Imagine that your purpose in life is literally to save the world, to bring eternal salvation to all of humanity. Can you feel the stress, the unbelievable pressure of it all? And yet the One who was given this life purpose went through that life with the greatest peace, joy, and fulfillment of any man who has ever lived. He was never hurried, hassled, or burned out. He experienced serenity in the midst of life’s greatest stress.
He will teach us how, if we want him to. If you want him to.
Years ago someone gave me some excellent leadership advice: choose the best mentor you can find. Get a model, an example, someone whose life you can emulate. Choose a mentor, well.
Athletes know they cannot improve unless they compete against people better than themselves. Business professionals know they must hire “tens,” because “tens” hire “eights,” “eights” hire “sixes” and “sixes” hire “fours.” Teddy Roosevelt said the secret to his success was that he surrounded himself with men better than himself.
Choose the best mentor you can find. I nominate Jesus.
Define your purpose
With him as your model, you can escape the urgent for the important. But you must do what he did. First and most important, you must define your life purpose, your reason for being.
You see, life is best lived on purpose.
Aristotle defined excellence as “expressing your highest talent to its fullest measure.” What is your “highest talent”?
Winston Churchill, standing before the House of Commons in June of 1941, said, “I have only one purpose, the destruction of Hitler; and my life is much simplified thereby.” What is your “one purpose”?

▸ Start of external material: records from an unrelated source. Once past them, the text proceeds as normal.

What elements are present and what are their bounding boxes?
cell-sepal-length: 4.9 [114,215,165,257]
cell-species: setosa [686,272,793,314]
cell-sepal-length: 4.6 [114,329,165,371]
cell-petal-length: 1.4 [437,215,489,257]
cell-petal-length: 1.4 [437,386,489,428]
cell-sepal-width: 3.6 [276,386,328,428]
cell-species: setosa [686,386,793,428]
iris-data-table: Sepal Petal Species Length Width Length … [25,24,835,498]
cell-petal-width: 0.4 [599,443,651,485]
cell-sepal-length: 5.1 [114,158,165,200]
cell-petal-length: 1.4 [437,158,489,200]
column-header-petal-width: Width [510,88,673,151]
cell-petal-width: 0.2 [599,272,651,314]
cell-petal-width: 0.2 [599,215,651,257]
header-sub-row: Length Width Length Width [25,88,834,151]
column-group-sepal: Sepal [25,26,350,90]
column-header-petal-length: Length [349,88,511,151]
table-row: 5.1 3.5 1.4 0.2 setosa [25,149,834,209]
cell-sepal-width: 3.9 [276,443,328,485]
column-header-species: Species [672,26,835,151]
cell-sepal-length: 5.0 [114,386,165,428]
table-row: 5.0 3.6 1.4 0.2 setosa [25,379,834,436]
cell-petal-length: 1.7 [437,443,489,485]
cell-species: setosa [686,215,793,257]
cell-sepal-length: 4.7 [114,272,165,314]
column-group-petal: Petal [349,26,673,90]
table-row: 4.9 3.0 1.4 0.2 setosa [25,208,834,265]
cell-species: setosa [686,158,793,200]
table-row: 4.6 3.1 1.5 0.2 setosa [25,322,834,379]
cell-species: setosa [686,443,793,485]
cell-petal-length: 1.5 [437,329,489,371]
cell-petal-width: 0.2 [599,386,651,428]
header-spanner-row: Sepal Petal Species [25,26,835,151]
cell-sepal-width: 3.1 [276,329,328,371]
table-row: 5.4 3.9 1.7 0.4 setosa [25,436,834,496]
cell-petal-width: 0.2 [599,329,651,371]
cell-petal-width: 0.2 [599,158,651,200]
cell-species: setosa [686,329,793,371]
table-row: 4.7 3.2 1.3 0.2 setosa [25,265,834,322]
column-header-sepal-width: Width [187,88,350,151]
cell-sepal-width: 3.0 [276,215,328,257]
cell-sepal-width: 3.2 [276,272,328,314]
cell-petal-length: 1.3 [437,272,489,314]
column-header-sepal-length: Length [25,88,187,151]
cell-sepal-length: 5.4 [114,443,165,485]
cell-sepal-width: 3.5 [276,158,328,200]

The psychologist Maslow concluded, after many years as a therapist, that an artist must paint, a poet must write, a musician must make music, if he is to be ultimately at peace with himself. What did God make you to do?
Will Rogers was more plain but no less profound: “If you want to be successful, know what you are doing, love what you are doing, and believe in what you are doing.” Do you “know what you are doing”?
Jesus did. “Very early the next morning, while it was still dark, Jesus got up, left the house and went off to a solitary place, where he prayed” (v. 35). In Mark’s original Greek it is clear that Jesus got up around 3 a.m. to do this. He “left the house and went off to a solitary place”—the Greek shows that he purposefully, deliberately found a place where he could be alone with his Father. And he spent the entire morning in prayer.
Why? This was the very beginning of his public ministry. Already our Lord has defeated Satan in the wilderness, called his first disciples, preached to the crowds, taught the people, healed and exorcized demons, and drawn gigantic crowds from all over Galilee. Now what? What is next? Where should his work go?